The decision on the Mass, two days after Gotti died of cancer in a prison hospital, echoed the ruling made by church officials after the Gotti-ordered murder of his Gambino predecessor, Paul Castellano.
Castellano's family received permission for a private Mass after his burial, but was denied a funeral Mass with the body in the church.
Gotti's remains were removed from a Missouri prison on Tuesday for his eventual return to New York and his family, which has been splintered by federal prosecution of the mob. Two of his brothers, his son and his ex-son-in-law were all jailed at the time of his death; another brother and a nephew were under indictment.
Gotti will end up in the family mausoleum that holds his son Frank, who died at 12 when he was struck by a neighbor's car while riding a minibike near his Howard Beach home.
The neighbor, 51-year-old John Favara, disappeared four months after the accident. He was reportedly murdered by Gambino henchmen at the mobster's request, while Gotti and his wife vacationed in Florida.
The mausoleum is inside St. John's Cemetery in Queens, where an assortment of Mafia figures found their final resting spots. Those buried at St. John's include Carlo Gambino, Carmine Galante, Vito Genovese and Charles "Lucky" Luciano.
Castellano was denied burial in a Catholic ceremony and a funeral Mass because of his life of crime. Castellano, killed in December 1985 on Gotti's orders, was buried in a nonsectarian cemetery in Staten Island.

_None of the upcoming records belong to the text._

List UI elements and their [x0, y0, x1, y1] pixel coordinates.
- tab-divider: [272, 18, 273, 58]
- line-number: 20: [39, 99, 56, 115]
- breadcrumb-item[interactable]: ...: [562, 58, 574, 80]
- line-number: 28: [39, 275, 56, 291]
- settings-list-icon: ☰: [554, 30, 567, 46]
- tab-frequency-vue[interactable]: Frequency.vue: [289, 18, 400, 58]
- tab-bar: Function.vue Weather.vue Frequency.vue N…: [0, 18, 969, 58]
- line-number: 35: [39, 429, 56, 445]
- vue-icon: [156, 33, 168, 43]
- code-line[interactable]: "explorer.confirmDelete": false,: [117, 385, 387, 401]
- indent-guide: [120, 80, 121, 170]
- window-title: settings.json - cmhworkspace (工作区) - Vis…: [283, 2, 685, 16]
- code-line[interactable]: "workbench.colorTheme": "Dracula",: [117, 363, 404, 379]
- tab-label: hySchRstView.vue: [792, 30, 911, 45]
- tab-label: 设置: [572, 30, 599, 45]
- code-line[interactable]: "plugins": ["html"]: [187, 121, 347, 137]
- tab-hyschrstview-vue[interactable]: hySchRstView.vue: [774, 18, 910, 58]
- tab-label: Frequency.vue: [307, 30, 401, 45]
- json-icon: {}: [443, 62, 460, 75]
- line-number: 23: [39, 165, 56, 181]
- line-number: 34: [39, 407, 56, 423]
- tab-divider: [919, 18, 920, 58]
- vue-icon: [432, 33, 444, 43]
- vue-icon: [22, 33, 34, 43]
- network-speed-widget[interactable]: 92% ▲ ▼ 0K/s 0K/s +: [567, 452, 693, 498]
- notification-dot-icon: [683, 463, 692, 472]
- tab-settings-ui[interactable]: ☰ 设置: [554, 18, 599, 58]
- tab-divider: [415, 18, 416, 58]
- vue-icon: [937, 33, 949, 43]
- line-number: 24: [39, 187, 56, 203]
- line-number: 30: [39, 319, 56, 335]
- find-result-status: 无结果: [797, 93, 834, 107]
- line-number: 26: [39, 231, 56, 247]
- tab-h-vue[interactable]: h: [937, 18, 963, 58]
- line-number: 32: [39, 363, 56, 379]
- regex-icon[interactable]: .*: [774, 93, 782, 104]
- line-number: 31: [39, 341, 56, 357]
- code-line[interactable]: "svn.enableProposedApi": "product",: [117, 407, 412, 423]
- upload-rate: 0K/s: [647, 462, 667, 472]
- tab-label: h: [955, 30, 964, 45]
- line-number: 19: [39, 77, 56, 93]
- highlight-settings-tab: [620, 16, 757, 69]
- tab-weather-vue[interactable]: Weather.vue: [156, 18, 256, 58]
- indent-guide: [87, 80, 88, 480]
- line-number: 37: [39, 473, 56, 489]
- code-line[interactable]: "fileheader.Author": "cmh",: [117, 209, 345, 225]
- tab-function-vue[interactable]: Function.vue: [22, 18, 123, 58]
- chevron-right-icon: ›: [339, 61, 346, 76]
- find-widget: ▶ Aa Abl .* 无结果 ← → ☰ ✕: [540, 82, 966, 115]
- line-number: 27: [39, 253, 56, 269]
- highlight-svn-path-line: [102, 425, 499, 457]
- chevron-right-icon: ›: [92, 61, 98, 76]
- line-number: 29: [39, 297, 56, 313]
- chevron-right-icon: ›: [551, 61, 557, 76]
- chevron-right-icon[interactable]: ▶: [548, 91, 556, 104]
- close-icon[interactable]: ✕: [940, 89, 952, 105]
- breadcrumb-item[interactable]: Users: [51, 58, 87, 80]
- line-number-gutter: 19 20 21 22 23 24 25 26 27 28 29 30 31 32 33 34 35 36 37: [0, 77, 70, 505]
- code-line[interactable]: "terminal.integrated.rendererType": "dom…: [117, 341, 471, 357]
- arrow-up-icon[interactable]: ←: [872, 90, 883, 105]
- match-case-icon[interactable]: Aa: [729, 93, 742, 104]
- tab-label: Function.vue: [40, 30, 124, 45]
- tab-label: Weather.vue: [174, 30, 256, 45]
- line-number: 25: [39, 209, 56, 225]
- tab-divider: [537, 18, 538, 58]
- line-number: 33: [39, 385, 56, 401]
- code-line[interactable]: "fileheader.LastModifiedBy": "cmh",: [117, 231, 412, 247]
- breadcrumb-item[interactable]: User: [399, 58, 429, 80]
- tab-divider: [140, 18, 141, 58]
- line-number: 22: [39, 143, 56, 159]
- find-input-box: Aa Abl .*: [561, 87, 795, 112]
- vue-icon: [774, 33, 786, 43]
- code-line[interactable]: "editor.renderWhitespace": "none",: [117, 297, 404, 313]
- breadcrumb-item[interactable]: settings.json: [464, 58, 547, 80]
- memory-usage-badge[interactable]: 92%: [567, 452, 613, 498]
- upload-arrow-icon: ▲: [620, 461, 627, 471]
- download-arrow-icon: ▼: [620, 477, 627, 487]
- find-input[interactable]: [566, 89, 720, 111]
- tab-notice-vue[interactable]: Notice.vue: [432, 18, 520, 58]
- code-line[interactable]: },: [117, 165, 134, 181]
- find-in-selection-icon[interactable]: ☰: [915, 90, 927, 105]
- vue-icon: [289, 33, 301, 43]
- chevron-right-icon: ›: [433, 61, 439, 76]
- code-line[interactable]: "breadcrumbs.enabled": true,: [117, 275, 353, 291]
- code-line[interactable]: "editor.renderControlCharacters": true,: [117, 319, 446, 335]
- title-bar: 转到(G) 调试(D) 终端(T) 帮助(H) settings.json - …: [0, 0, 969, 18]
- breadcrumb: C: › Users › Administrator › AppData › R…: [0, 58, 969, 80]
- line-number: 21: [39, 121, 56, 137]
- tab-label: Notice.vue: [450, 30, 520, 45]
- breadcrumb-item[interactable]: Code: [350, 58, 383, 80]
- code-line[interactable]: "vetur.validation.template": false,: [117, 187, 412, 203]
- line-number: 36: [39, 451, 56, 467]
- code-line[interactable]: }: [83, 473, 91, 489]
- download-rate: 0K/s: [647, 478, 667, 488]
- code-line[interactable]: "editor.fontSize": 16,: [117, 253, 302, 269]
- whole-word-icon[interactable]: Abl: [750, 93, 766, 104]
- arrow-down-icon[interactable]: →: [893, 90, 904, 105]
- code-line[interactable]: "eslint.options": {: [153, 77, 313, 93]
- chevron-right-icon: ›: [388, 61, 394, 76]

While final word of funeral arrangements had not come down, Gotti's older brother Peter will not attend either the funeral or the wake. Peter Gotti, held without bail last week on a racketeering charge, will not ask federal authorities for a pass to either event, said his attorney, Bruce Cutler.
When the Gottis' father died in 1992, John Gotti refused to ask federal authorities for dispensation to attend those services.
Gotti's younger brother, Gene, is serving a 50-year sentence for heroin dealing and was unlikely to make the funeral.
There was no word from the attorney for Gotti's son, John "Junior" Gotti, on whether he would seek a pass to attend the wake and funeral. The younger Gotti was halfway through a 6-1/2-year jail term for bribery and extortion.
In addition to Castellano, the church has denied a funeral Mass to other mobsters: Galante and Gotti underboss Frank DeCicco.
At issue is a church precept called "scandal" — the idea that by granting a funeral Mass to someone who lived outside church teachings, the wrong message would be sent to the church faithful.
The denial is not a judgment on the deceased's lifestyle, since the church believes that only God can make that determination.